RESULTS OF PRODUCT-PRICE STUDIES: A Survey of Nine Product-Price Studies 5

Posted by Connie R. Aponte on May 7, 2014 in RESULTS OF PRODUCT-PRICE STUDIES |

Leamer (1996) uses a Heckscher-Ohlin perspective to analyze the wage implications of product-price shifts during the 1960s (1961 to 1971), 1970s (1971 to 1981), and 1980s (1981 to 1991). The data analysis has a descriptive component where “the empirical facts are presented with only a ‘light’ touch of the HO framework” (p. 15) followed by a “formal data analysis … which is based explicitly on the one-cone HO model” (p. 15).
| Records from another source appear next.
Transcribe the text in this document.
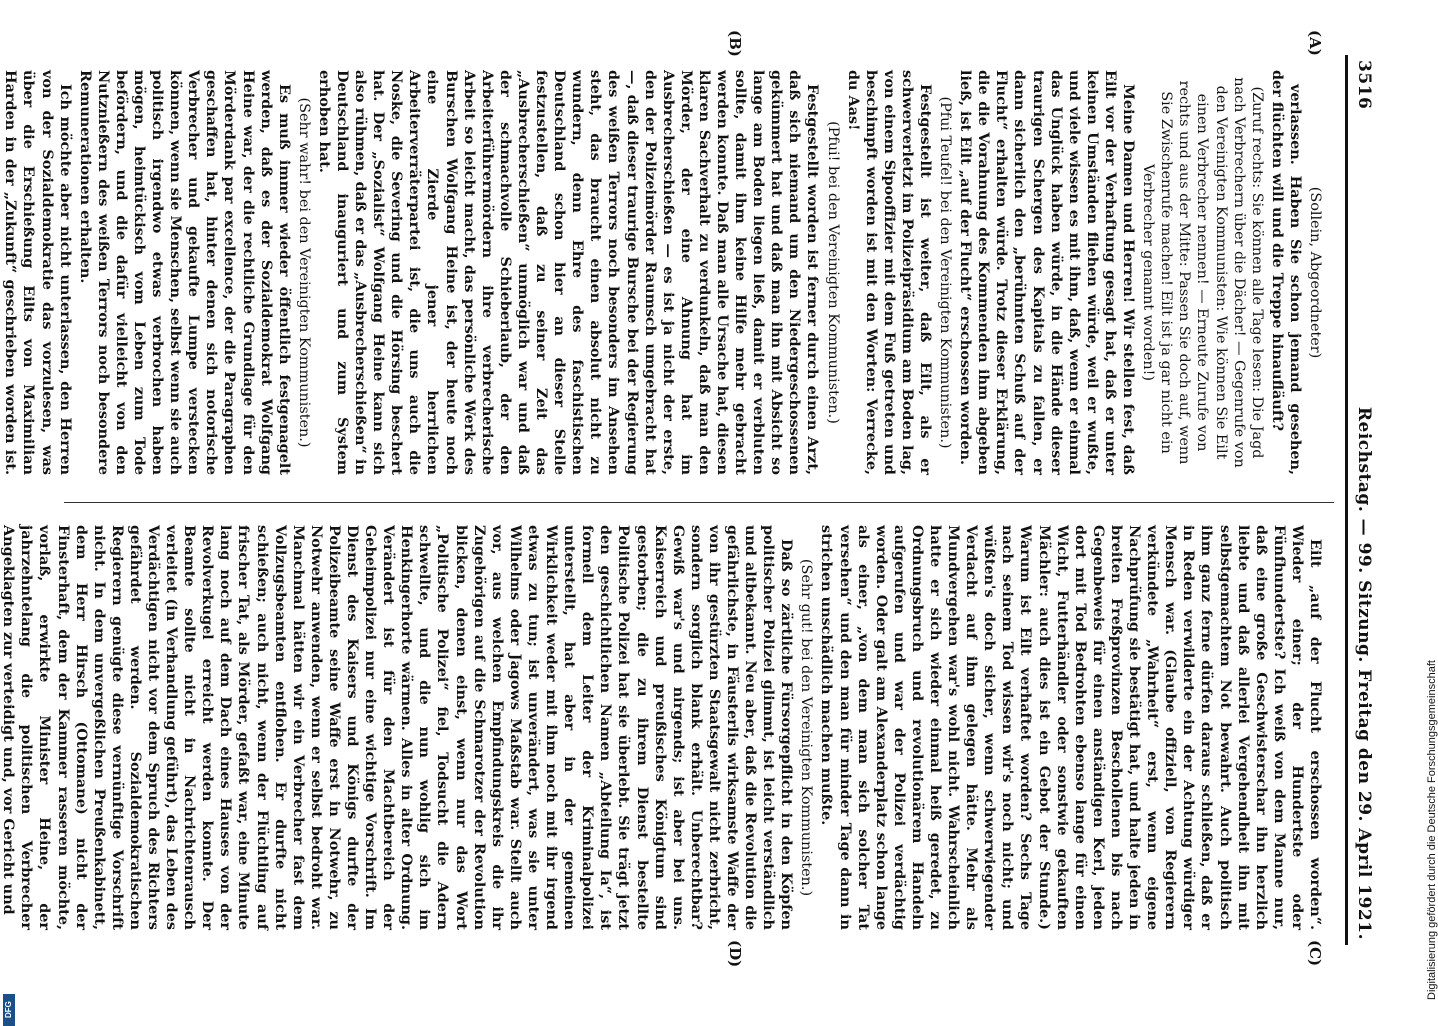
3516
Reichstag. — 99. Sitzung. Freitag den 29. April 1921.
(A)
(B)
(C)
(D)

(Sollein, Abgeordneter)

verlassen. Haben Sie schon jemand gesehen, der flüchten will und die Treppe hinaufläuft?

(Zuruf rechts: Sie können alle Tage lesen: Die Jagd nach Verbrechern über die Dächer! — Gegenrufe von den Vereinigten Kommunisten: Wie können Sie Eilt einen Verbrecher nennen! — Erneute Zurufe von rechts und aus der Mitte: Passen Sie doch auf, wenn Sie Zwischenrufe machen! Eilt ist ja gar nicht ein Verbrecher genannt worden!)

Meine Damen und Herren! Wir stellen fest, daß Eilt vor der Verhaftung gesagt hat, daß er unter keinen Umständen fliehen würde, weil er wußte, und viele wissen es mit ihm, daß, wenn er einmal das Unglück haben würde, in die Hände dieser traurigen Schergen des Kapitals zu fallen, er dann sicherlich den „berühmten Schuß auf der Flucht“ erhalten würde. Trotz dieser Erklärung, die die Vorahnung des Kommenden ihm abgeben ließ, ist Eilt „auf der Flucht“ erschossen worden.

(Pfui Teufel! bei den Vereinigten Kommunisten.)

Festgestellt ist weiter, daß Eilt, als er schwerverletzt im Polizeipräsidium am Boden lag, von einem Sipooffizier mit dem Fuß getreten und beschimpft worden ist mit den Worten: Verrecke, du Aas!

(Pfui! bei den Vereinigten Kommunisten.)

Festgestellt worden ist ferner durch einen Arzt, daß sich niemand um den Niedergeschossenen gekümmert hat und daß man ihn mit Absicht so lange am Boden liegen ließ, damit er verbluten sollte, damit ihm keine Hilfe mehr gebracht werden konnte. Daß man alle Ursache hat, diesen klaren Sachverhalt zu verdunkeln, daß man den Mörder, der eine Ahnung hat im Ausbrecherschießen — es ist ja nicht der erste, den der Polizeimörder Raumsch umgebracht hat —, daß dieser traurige Bursche bei der Regierung des weißen Terrors noch besonders im Ansehen steht, das braucht einen absolut nicht zu wundern, denn Ehre des faschistischen Deutschland schon hier an dieser Stelle festzustellen, daß zu seiner Zeit das „Ausbrecherschießen“ unmöglich war und daß der schmachvolle Schieberlaub, der den Arbeiterführermördern ihre verbrecherische Arbeit so leicht macht, das persönliche Werk des Burschen Wolfgang Heine ist, der heute noch eine Zierde jener herrlichen Arbeiterverräterpartei ist, die uns auch die Noske, die Severing und die Hörsing beschert hat. Der „Sozialist“ Wolfgang Heine kann sich also rühmen, daß er das „Ausbrecherschießen“ in Deutschland inauguriert und zum System erhoben hat.

(Sehr wahr! bei den Vereinigten Kommunisten.)

Es muß immer wieder öffentlich festgenagelt werden, daß es der Sozialdemokrat Wolfgang Heine war, der die rechtliche Grundlage für den Mörderdank par excellence, der die Paragraphen geschaffen hat, hinter denen sich notorische Verbrecher und gekaufte Lumpe verstecken können, wenn sie Menschen, selbst wenn sie auch politisch irgendwo etwas verbrochen haben mögen, heimtückisch vom Leben zum Tode befördern, und die dafür vielleicht von den Nutznießern des weißen Terrors noch besondere Remunerationen erhalten.

Ich möchte aber nicht unterlassen, den Herren von der Sozialdemokratie das vorzulesen, was über die Erschießung Eilts von Maximilian Harden in der „Zukunft“ geschrieben worden ist.

Eilt „auf der Flucht erschossen worden“. Wieder einer; der Hundertste oder Fünfhundertste? Ich weiß von dem Manne nur, daß eine große Geschwisterschar ihn herzlich liebte und daß allerlei Vergehendheit ihn mit selbstgemachtem Not bewahrt. Auch politisch ihm ganz ferne dürfen daraus schließen, daß er in Reden verwilderte ein der Achtung würdiger Mensch war. (Glaube offiziell, von Regierern verkündete „Wahrheit“ erst, wenn eigene Nachprüfung sie bestätigt hat, und halte jeden in breiten Freßprovinzen Beschollenen bis nach Gegenbeweis für einen anständigen Kerl, jeden dort mit Tod Bedrohten ebenso lange für einen Wicht, Futterhändler oder sonstwie gekauften Mächler: auch dies ist ein Gebot der Stunde.) Warum ist Eilt verhaftet worden? Sechs Tage nach seinem Tod wissen wir's noch nicht; und wüßten's doch sicher, wenn schwerwiegender Verdacht auf ihm gelegen hätte. Mehr als Mundvergehen war's wohl nicht. Wahrscheinlich hatte er sich wieder einmal heiß geredet, zu Ordnungsbruch und revolutionärem Handeln aufgerufen und war der Polizei verdächtig worden. Oder galt am Alexanderplatz schon lange als einer, „von dem man sich solcher Tat versehen“ und den man für minder Tage dann in strichen unschädlich machen mußte.

(Sehr gut! bei den Vereinigten Kommunisten.)

Daß so zärtliche Fürsorgepflicht in den Köpfen politischer Polizei glimmt, ist leicht verständlich und altbekannt. Neu aber, daß die Revolution die gefährlichste, in Fäusterlis wirksamste Waffe der von ihr gestürzten Staatsgewalt nicht zerbricht, sondern sorglich blank erhält. Unberechtbar? Gewiß war's und nirgends; ist aber bei uns. Kaiserreich und preußisches Königtum sind gestorben; die zu ihrem Dienst bestellte Politische Polizei hat sie überlebt. Sie trägt jetzt den geschichtlichen Namen „Abteilung Ia“, ist formell dem Leiter der Kriminalpolizei unterstellt, hat aber in der gemeinen Wirklichkeit weder mit ihm noch mit ihr irgend etwas zu tun; ist unverändert, was sie unter Wilhelms oder Jagows Maßstab war. Stellt auch vor, aus welchen Empfindungskreis die ihr Zugehörigen auf die Schmarotzer der Revolution blicken, denen einst, wenn nur das Wort „Politische Polizei“ fiel, Todsucht die Adern schwellte, und die nun wohlig sich im Henkingerhorte wärmen. Alles in alter Ordnung. Verändert ist für den Machtbereich der Geheimpolizei nur eine wichtige Vorschrift. Im Dienst des Kaisers und Königs durfte der Polizeibeamte seine Waffe erst in Notwehr, zu Notwehr anwenden, wenn er selbst bedroht war. Manchmal hätten wir ein Verbrecher fast dem Vollzugsbeamten entflohen. Er durfte nicht schießen; auch nicht, wenn der Flüchtling auf frischer Tat, als Mörder, gefaßt war, eine Minute lang noch auf dem Dach eines Hauses von der Revolverkugel erreicht werden konnte. Der Beamte sollte nicht in Nachrichtenrausch verleitet (in Verhandlung geführt), das Leben des Verdächtigen nicht vor dem Spruch des Richters gefährdet werden. Sozialdemokratischen Regierern genügte diese vernünftige Vorschrift nicht. In dem unvergeßlichen Preußenkabinett, dem Herr Hirsch (Ottomane) nicht der Finsterhaft, dem der Kammer rasseren möchte, vorlaß, erwirkte Minister Heine, der jahrzehntelang die politischen Verbrecher Angeklagten zur verteidigt und, vor Gericht und	Digitalisierung gefördert durch die Deutsche Forschungsgemeinschaft
DFG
Leamer’s descriptive analysis tracks domestic product prices for two-digit industries relative to the overall producer-price index (PPI) (Figures 10 and 14). The key sectors are textiles and apparel, two very labor-intensive industries. Leamer reports that the three decades behaved very differently. During the 1960s the prices of textiles and apparel fell relative to the overall PPI by a relatively modest 8% and 4%, respectively. During the 1970s their relative prices plunged by 30%. Finally, during the 1980s their relative prices were quite stable. The key message from these descriptive facts are that the 1970s, not the 1960s or 1980s, appear to be the decade where U.S. relative prices of less-skilled-labor-intensive products fell markedly. payday loan direct lenders

For his more structural analysis Leamer uses the zero-profit conditions written above in equation (1). In differentiating these equations to express them in terms of changes, however, Leamer does not assume away changes in technology and their possible feedback to prices–he explicitly allows these changes in his framework. Thus, along with Baldwin and Cain Leamer is one of the first researchers to consider causes of product-price changes other than some aspect of “international trade.” Differentiating equation (1) for (sufficiently small) changes while allowing technological progress yields the following equation:
Here P* is defined as earlier as an (N x1) vector or product prices; 9 and W* now include both primary factors and intermediate inputs; and TFP* is an (N x 1) vector of total-factor-productivity (tfp) growth in all industries.